Mais mon meilleur souvenir reste le deuxième jour où j’ai continué d’arpenter les innombrables marches, découvrir des caves, d’anciennes églises byzantines et tomber sur un bédouin en âne qui me dit de le suivre, crapahuter pendant 40min dans les roches, escalader presque parfois, croiser un lézard bleu et arriver en haut des montagnes, avec une vue surplombant le « Trésor ». Tout le monde n’y va pas. Parce qu’il faut connaitre ce chemin. Le bédouin tout en haut m’a sorti un « tranquille Emile » et là je me suis dit, qu’il avait tout compris.

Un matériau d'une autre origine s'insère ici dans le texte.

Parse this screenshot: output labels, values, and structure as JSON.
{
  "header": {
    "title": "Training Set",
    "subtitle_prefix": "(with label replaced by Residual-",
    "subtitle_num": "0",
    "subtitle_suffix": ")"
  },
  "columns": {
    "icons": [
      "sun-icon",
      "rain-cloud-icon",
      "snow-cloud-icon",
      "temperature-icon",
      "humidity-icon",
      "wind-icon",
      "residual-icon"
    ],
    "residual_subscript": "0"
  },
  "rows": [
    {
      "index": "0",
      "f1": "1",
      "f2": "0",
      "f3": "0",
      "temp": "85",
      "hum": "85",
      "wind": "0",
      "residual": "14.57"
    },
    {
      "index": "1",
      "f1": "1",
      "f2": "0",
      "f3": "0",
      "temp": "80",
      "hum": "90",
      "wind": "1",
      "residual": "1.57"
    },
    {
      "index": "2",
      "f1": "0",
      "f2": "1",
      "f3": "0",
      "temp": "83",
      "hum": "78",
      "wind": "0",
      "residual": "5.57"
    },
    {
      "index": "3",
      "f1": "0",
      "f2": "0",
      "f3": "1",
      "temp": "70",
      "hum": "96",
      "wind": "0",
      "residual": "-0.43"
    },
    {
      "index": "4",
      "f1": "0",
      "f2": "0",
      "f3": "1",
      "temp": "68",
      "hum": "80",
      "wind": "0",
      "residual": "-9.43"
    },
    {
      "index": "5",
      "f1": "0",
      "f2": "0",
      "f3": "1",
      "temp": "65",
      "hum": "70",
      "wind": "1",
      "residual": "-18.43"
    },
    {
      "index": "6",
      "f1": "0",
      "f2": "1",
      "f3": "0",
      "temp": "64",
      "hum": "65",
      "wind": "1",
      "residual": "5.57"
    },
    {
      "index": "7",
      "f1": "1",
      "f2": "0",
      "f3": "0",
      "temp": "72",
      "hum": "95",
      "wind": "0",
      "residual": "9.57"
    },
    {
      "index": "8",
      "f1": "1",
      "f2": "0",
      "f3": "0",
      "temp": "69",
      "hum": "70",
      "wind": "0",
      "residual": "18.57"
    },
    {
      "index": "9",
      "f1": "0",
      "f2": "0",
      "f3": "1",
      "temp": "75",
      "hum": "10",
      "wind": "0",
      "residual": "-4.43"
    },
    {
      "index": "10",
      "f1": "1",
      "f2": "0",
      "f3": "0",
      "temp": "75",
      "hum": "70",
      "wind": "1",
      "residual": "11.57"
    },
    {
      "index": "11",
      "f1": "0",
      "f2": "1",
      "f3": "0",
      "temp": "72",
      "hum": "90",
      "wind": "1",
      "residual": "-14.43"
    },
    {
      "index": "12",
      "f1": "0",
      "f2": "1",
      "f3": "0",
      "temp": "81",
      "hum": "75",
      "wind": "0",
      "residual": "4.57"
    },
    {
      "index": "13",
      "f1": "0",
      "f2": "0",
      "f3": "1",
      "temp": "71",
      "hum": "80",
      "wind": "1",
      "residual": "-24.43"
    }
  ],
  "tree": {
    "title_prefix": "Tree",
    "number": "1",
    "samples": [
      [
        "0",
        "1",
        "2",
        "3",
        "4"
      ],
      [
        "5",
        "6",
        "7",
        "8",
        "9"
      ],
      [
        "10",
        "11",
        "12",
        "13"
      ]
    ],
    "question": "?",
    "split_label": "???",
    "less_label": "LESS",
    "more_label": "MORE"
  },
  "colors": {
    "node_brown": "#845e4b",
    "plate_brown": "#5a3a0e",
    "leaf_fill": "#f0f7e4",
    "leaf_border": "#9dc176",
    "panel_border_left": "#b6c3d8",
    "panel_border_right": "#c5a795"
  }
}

Quand il a fallu quitter Petra et notamment s’engouffrer dans la ruelle en laissant le « Trésor » dans mon dos, j’y suis revenue deux fois, j’ai mis 15 minutes à partir en me jurant de revenir. J’ai rarement eu autant de mal à partir d’un endroit.

J’ai dit aurevoir à Petra pour rejoindre le désert du Wadi Rum. Dans la nuit de transition avait lieu ce que l’on appelle « La pluie d’étoiles filantes ». Il paraît que c’est entre 3h et 4h qu’on les voit le mieux. Je me suis donc levée à 3h30 pour les admirer, entre le crépuscule et l’aurore. Par centaines et par milliers, elles ont illuminé ma matinée avant que je me dirige vers le Wadi Rum.


 

Le désert du Wadi Rum

J’ai été accueilli par un guide bédouin avec qui j’avais conversé via WhatsApp avant d’arriver : Atayek. Il m’a fait visiter le désert toute la journée, montré les endroits merveilleux, fait grimper une immense dune. Je ne sais pas si tu as déjà été dans le désert, mais moi c’était ma première fois. Entendre le vent, et rien d’autre. Le désert à perte de vue, des montagnes gigantesques, des escapades entre des montagnes, un déjeuner à l’ombre de rochers, une sieste de plusieurs heures paisible et nécessaire, une chaleur supportable, un recueillement de chaque instant. Les oiseaux et les petites bêtes la nuit.

C’était complètement dingue. Et là, bah j’y étais. J’ai pleuré en entrant dans le désert (je suis très émotive comme fille). On a passé un long moment avec des bédouins qui ne parlaient pas un traitre mot d’anglais. J’ai rien compris, mais je n’ai jamais été aussi heureuse de ma vie. Le soir, j’ai observé la voie lactée. Pour la première fois de ma vie, je la voyais si forte, plein de milliards d’étoiles, remplie d’étoiles filantes grosses comme des petites météorites. C’était dingue. J’ai dormi comme je n’avais jamais dormi. À la belle étoile, car j’ai refusé de dormir dans une tente. La nuit la plus paisible et la plus douce de ma vie. J’étais tellement impressionnée par la vue des étoiles que mon esprit m’a réveillé plusieurs fois pour que je les matte dans la nuit.

Je me suis levée tôt pour observer le soleil se lever sur le désert. Encore une fois, c’était dingue. C’était difficile de partir car ce départ marquait aussi mon départ de Jordanie.